Kenan Çaplık

‘Acı çeken bir mazlumun suskunluğu’

04.01.2025 01:00:00 / Kenan Çaplık

“Dünyadaki en sağır edici ses, acı çeken bir mazlumun suskunluğudur” diyor, ilmin kapısı Hz. Ali (ra). Gazze’deki mazlumların çığlığını duymadık, evlatları paramparça olan annelerin feryatlarına sırtımızı döndük. Açlıktan ölen çocukların çaresizliklerine yüzümüzü çevirdik, ilaçsızlıktan ve kan kaybından ölen yaralı ve hastaların imdadına yetişemedik. Şimdi bu mazlumlar, acının her türlüsünü yaşamakta ve suskunluklarıyla bütün insanlığı mahkûm etmektedirler.

Çaresiz kalmış Gazzeli çocuk; “Artık acı çekmekten yoruldum, ölüp dinlenmek istiyorum” diyor ve bu ses Müslümanları harekete geçiremiyor.

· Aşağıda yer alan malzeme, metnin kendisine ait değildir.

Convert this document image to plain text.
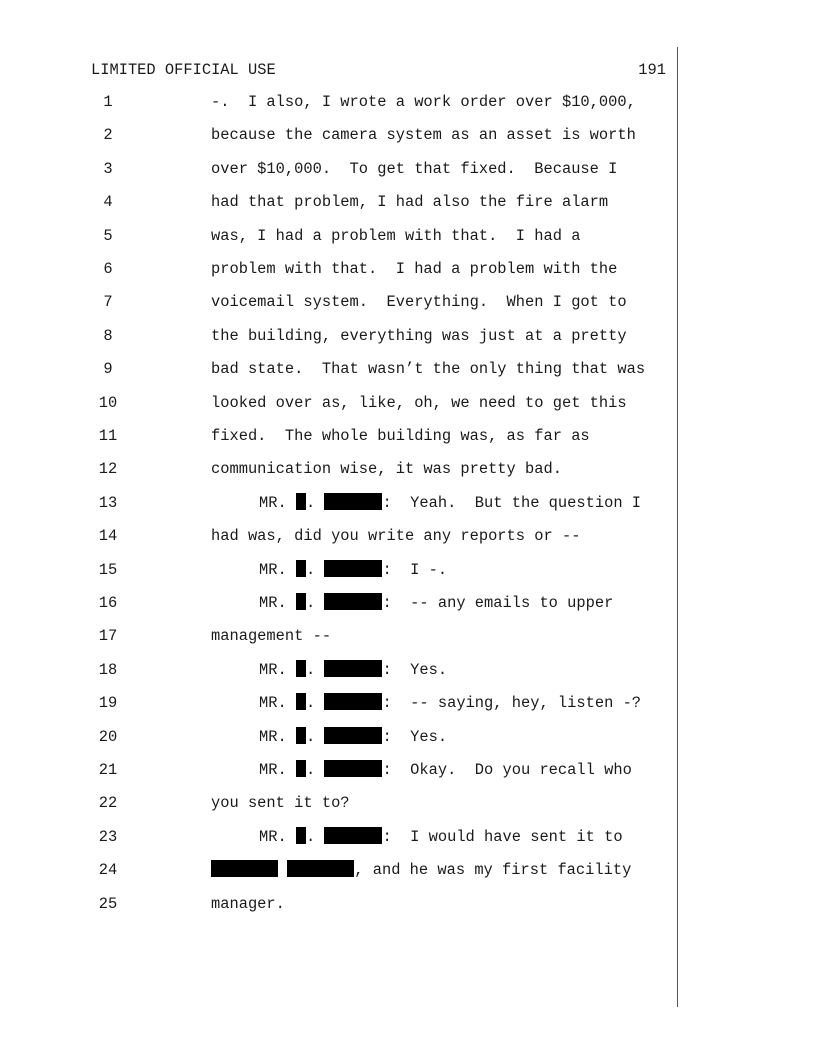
LIMITED OFFICIAL USE	191
1	-.  I also, I wrote a work order over $10,000,
2	because the camera system as an asset is worth
3	over $10,000.  To get that fixed.  Because I
4	had that problem, I had also the fire alarm
5	was, I had a problem with that.  I had a
6	problem with that.  I had a problem with the
7	voicemail system.  Everything.  When I got to
8	the building, everything was just at a pretty
9	bad state.  That wasn’t the only thing that was
10	looked over as, like, oh, we need to get this
11	fixed.  The whole building was, as far as
12	communication wise, it was pretty bad.
13	MR. .	:  Yeah.  But the question I
14	had was, did you write any reports or --
15	MR. .	:  I -.
16	MR. .	:  -- any emails to upper
17	management --
18	MR. .	:  Yes.
19	MR. .	:  -- saying, hey, listen -?
20	MR. .	:  Yes.
21	MR. .	:  Okay.  Do you recall who
22	you sent it to?
23	MR. .	:  I would have sent it to
24	, and he was my first facility
25	manager.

Harekete geçirmeyi bırak, siyonist katillere giden hayati yardımları dahi kesmeye sevk etmiyor. Sözüm ona Müslümanlar, bu çocuğun çığlığını duyup sadece katil Yahudilerle ticaretlerini kesseler bile çok şey değişecektir. Ama kimi Müslümanlar, siyonistlerle her türlü ticareti ve işbirliğini, gizleme gereği de duymadan sürdürme zilletinde bulunmaktadırlar.

Bundan cesaret alan katil siyonistler ise batı küfür cephesinin de tam desteğiyle vahşette sınır tanımaz hale gelmiş bulunmaktadır. Artık Gazze’de öldürülecek çocuk da kalmadı, ağlayacak anneler de… Yas tutacak dedeler de kalmadı, sokaklarda kedi ve köpeklere yem olan şehit naaşlarını kaldıracak yetişkinler de… Ümmetin bu korkaklığı ve suskunluğu Gazzeli mazlumların çaresizliğini artırmakta, yokluk ve kimsesizlik girdabında Allah'ın yardımını beklemekten başka ümit kalmamış durumdadır.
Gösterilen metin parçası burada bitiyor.